First problem: the hardware
Chris Rawson and I previously went back and forth on the differences between the iPod touch and the iPhone. It comes down to two things: the addition of the cellular technology stack in the iPhone (the baseband chip, antenna, and larger battery to power it) and the use of a few lower-cost components in the iPod (particularly the screen, chassis, camera, and RAM).
So if you graft the cell stack onto an iPod touch, what you actually end up with is physically indistinguishable from a low-end cut-price iPhone. Packing in that extra hardware dictates sacrificing the iPod's slim chassis and most of its price advantage. There's nothing left to distinguish it from the iPhone product range any more. This runs counter to Apple's normal strategy, which is to leave very clear gaps between product lines and avoid losing sales to analysis paralysis.

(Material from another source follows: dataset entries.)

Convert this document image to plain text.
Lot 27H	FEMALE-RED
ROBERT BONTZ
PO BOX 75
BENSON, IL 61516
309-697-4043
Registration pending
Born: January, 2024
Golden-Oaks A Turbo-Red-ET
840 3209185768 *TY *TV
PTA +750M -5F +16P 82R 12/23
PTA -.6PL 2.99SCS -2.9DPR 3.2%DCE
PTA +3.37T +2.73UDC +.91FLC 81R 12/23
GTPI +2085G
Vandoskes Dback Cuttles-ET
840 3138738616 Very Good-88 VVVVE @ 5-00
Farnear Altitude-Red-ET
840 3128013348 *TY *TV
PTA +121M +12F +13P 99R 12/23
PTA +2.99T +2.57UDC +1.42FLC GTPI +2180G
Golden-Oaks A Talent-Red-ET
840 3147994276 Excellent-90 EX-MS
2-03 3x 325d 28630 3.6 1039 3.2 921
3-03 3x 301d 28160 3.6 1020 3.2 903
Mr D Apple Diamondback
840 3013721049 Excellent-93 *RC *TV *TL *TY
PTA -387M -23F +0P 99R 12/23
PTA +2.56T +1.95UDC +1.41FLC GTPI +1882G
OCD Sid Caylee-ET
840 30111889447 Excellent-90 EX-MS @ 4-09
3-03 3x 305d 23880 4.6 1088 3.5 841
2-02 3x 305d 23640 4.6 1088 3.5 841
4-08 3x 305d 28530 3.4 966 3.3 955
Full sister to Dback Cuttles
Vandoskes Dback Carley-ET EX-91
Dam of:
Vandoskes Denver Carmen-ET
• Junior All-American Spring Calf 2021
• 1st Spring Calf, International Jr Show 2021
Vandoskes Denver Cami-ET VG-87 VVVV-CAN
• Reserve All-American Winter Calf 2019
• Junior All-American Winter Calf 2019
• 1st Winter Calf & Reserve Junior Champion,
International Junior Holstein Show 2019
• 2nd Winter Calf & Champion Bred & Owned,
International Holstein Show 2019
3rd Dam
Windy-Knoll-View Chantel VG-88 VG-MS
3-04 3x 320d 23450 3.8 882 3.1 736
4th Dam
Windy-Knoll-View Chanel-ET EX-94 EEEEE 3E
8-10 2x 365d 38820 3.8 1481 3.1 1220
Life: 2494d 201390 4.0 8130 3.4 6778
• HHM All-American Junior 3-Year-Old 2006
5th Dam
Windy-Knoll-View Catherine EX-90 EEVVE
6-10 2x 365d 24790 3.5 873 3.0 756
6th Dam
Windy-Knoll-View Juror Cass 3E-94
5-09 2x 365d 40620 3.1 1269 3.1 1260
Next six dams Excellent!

Now, perhaps I'm just being pedantic here. So what if the hardware is really just a diluted iPhone; what's in a name anyway? Surely the thing people are really getting excited about is the idea of a cheap data-only plan, just like the iPad has. Well, I'm not sure it's that easy, unfortunately.
Second problem: the carriers
The iPad has enjoyed enthusiastic support from the cellphone carriers despite Apple mandating its unusual and remarkably cheap data-only no-commitment plans. I claim that the iPod touch would have at best a lukewarm reception and more likely a downright hostile one.
I've spent a fair bit of time with cellular network industry insiders over the years and if you get talking to them a common view of the carriers' opinion of the future quickly emerges. The carriers are all deeply, deeply scared of what is usually referred to in telco slang as "carrier commoditization": the idea that the less attached the users are to a service the easier it is for them to move to competitors. This introduces severe downward pressure on prices -- great for users, not so great for the shareholders. GigaOM has a good essay that discusses carrier commoditization in detail.
What the carriers desperately want is to preserve the status quo. They want to offer dozens of overlapping plans with confusing naming schemes, thus ensuring as many users as possible are on the wrong plan for their needs. Either users don't have as many bundled discount minutes, messages and data as they use, and pay overage charges; or they select a bigger bundle than they need and overpay that way; or, when contract renewal time comes around, they stay with their current provider out of laziness or sheer confusion. The carriers want long contract terms to lock customers in and reduce churn. The carriers want to promote their own brands as much as possible, which is why so many non-Apple handsets have carrier-specific apps and carrier-specific logos all over them. The carriers want to own the user and anyone who stands between them and the end-user is to be feared and, if at all possible, avoided.
Data-only no-lock-in plans like those designed for the iPad threaten this business model. With fewer competing numbers to baffle consumers with, it becomes far easier to shop around between carriers and compare prices. Without artifacts like your phone number tied to the carrier, it becomes trivial to move between operators -- in the same way as a webmail email address makes it easy to change your home ISP without having to tell everyone that your email@example.com email address no longer works.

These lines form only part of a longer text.